Note that after the front-end and back-end processes are completed, each process is followed by a test process to verify that electrical characteristics meet specifications.
Since the back-end process has not been covered in previous volumes, the following figures show the typical appearance of semiconductor packages and outline the back-end process flow. All of the packages shown here are package types that are encapsulated in resin for protection. Four different types are shown, each with a different terminal shape for connection to a PCB. The figure of the back-end process flow is shown as an example of a package with solder balls on the backside as terminals.
Back-end (packaging or assembly) process flow
In the figure of the back-end process flow, the “substrate” is the interface between a chip and a PCB. In addition to substrates, a lead frame made of metal is also used. Of the four types of packages shown above, the one in the lower right uses a substrate, while the others use a lead frame. In general, substrates are used when there are many terminals. After a chip is electrically connected to a substrate or lead frame, a chip is protected by encapsulation with epoxy resin.
Please visit the following links to learn more about the packages we offer.
A business model that handles all of the integrated circuit design, front-end, and back-end processes described in the previous section is called “vertical integration,” and companies that adopt the vertically integrated model are called integrated device manufacturers (IDMs).
Conversely, a business model in which the integrated circuit design, front-end, and back-end processes are handled by different companies is called horizontal specialization. Companies that focus on integrated circuit design without owning a fab are called fabless companies; those that specialize in the front-end process are called foundries; and those that specialize in the back-end process and test are called OSATs (outsourced semiconductor assembly and test).
Horizontal specialization is a common business model not only in the semiconductor industry but also in other industries, such as apparel and publishing. In the case of the publishing industry, for example, publishers correspond to fabless companies, while printers correspond to foundries or OSAT companies.

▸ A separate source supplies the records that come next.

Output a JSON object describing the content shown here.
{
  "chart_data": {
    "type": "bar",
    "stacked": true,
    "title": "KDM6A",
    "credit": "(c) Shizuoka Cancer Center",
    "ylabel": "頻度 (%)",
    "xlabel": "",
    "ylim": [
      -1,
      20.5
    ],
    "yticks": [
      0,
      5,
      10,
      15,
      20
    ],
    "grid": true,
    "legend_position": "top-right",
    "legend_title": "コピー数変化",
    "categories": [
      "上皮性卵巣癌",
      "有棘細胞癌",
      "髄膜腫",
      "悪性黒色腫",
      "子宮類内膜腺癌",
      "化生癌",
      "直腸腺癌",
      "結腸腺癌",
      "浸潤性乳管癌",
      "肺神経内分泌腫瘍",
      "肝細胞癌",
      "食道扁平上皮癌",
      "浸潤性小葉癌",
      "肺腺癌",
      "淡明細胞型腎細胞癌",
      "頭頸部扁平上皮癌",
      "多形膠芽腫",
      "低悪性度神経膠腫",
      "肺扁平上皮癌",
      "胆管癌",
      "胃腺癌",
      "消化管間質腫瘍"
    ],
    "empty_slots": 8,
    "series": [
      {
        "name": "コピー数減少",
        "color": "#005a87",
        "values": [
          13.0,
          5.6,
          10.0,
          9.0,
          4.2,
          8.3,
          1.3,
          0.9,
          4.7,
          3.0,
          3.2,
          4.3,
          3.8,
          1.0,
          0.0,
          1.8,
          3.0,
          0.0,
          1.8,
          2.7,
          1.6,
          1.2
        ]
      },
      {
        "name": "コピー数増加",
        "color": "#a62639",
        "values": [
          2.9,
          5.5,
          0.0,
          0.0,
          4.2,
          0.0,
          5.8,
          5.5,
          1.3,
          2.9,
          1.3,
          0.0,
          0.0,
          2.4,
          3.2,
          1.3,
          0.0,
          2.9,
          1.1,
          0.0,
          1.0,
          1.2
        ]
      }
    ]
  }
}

In the early days of the semiconductor industry, companies had no choice but to do everything in-house, including crystal growth, so all semiconductor companies were IDMs. Since then, however, the industry has shifted to horizontal specialization.
Nowadays, even companies that are called IDMs often use foundries or OSATs for some parts of the process, so truly complete IDMs may be rare. Our company is an IDM because we own both front-end and back-end fabs (at least, not a fabless company), but some products use foundries or OSATs, and the process can be called fabless for these products.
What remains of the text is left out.